10) Start the Galaxy server by running the run.sh script:

$ sh $HOME/galaxy-dist/run.sh

11) Open http://127.0.0.1:8080 in your web browser and you should see a “Taverna Tools” tool heading above the “Get Data” Tools heading, which when clicked on reveals the newly installed “Fetch PDB flatfile from RCSB server” tool. You can now run this Taverna tool like any other analysis tool in Galaxy. For this particular tool, this involves inputting a PDB id and clicking “execute”. Successful completion of the job should return a PDB file in the main Galaxy window, e.g.

In early stages testing this protocol, I selected a different Taverna workflow (916) that did not run out of the box and gave less-than-helpful error messages in Galaxy. Trouble shooting with Rob Haines pinpointed this problem to the http://test.mybiobank.org Taverna server not being able to execute aspects of this workflow.  When tested on an alternate Taverna server, the workflow did run and completed with expected results.

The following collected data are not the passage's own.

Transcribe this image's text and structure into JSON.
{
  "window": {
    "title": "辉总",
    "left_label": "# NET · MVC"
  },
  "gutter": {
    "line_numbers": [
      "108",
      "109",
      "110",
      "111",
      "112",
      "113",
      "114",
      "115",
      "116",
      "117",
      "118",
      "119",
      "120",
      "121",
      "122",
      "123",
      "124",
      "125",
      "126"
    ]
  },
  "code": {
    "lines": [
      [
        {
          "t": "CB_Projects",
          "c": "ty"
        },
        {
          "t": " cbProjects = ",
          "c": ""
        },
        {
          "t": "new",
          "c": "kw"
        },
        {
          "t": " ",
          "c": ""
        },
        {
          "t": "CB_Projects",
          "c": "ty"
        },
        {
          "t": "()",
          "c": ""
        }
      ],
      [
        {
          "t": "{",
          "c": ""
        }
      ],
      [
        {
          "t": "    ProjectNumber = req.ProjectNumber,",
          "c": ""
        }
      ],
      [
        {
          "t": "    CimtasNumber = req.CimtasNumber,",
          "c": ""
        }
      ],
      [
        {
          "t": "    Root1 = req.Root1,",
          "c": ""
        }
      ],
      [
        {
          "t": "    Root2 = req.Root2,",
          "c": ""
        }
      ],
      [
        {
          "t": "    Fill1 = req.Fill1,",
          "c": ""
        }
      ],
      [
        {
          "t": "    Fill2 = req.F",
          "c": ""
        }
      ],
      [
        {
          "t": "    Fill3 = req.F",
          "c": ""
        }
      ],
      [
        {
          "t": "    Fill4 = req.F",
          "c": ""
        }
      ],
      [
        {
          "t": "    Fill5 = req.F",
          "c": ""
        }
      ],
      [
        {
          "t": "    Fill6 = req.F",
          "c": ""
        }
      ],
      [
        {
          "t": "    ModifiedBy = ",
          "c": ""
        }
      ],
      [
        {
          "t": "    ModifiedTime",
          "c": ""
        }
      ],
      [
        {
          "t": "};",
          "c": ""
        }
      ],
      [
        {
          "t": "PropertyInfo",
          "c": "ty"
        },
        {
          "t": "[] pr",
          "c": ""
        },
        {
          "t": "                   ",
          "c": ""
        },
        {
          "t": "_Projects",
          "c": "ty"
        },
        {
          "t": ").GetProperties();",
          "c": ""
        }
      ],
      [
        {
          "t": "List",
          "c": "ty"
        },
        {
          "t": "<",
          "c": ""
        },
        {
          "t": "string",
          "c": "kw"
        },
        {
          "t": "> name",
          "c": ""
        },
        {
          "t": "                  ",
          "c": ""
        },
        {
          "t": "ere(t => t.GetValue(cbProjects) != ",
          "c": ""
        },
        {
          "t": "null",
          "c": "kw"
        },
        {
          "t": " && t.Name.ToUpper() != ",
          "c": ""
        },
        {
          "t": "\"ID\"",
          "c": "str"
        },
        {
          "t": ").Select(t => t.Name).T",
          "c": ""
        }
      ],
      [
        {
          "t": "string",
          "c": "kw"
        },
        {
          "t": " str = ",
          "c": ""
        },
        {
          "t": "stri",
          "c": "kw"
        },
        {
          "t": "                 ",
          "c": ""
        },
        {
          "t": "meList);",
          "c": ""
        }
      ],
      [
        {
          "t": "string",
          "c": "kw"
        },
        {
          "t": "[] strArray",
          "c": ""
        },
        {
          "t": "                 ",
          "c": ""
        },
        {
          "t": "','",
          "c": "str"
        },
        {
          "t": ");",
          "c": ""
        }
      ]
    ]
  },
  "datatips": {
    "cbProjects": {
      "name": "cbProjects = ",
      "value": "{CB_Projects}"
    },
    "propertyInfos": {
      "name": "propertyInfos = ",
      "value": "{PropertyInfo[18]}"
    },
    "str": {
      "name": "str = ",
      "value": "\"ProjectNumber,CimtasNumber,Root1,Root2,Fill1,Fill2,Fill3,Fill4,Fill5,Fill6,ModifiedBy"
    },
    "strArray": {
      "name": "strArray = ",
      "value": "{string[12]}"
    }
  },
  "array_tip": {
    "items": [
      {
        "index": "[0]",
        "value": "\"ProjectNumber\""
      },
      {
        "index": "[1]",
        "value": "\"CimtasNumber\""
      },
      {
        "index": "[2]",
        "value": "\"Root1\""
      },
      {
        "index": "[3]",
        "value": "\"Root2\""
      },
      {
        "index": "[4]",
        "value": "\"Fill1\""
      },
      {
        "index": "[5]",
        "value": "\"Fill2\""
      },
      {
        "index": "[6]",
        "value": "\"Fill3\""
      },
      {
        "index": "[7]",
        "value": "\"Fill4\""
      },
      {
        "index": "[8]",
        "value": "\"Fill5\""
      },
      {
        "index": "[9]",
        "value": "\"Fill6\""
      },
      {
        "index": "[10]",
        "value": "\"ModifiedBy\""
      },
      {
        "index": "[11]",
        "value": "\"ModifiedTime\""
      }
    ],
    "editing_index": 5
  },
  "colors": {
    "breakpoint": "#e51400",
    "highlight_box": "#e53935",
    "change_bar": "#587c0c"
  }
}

So if you experience a failed attempt at running a Taverna workflow on Galaxy it may not have anything to do with your kit or the workflow in question.

From this initial experience, looking forward (from mid-2011) I’d like to see the eGalaxy system include a mechanism to generate tests for each Taverna tool automatically, either at the time of tool download from myExperiment or as a part of the Galaxy testing system. I’d also like to see a industrial-scale Taverna sever hosted somewhere (preferably by the Galaxy or Taverna teams) so all Taverna tools can be used reliably out of the box on at least one tested server. In any event, I’m now convinced that the eGalaxy project is what it says on the tin, and can only improve with more folks trying it out and contributing feedback.

Notes: This protocol was developed on a MacBook Air Intel Core 2 Duo running OSX 10.6.8. Credits to Rob Haines for help trouble shooting andgiving me a detailed walk through on the mechanics of the Taverna-Galaxy integration as well as to Kostas Karasavvas of NBIC for having the inspiration to intiate the eGalaxy project.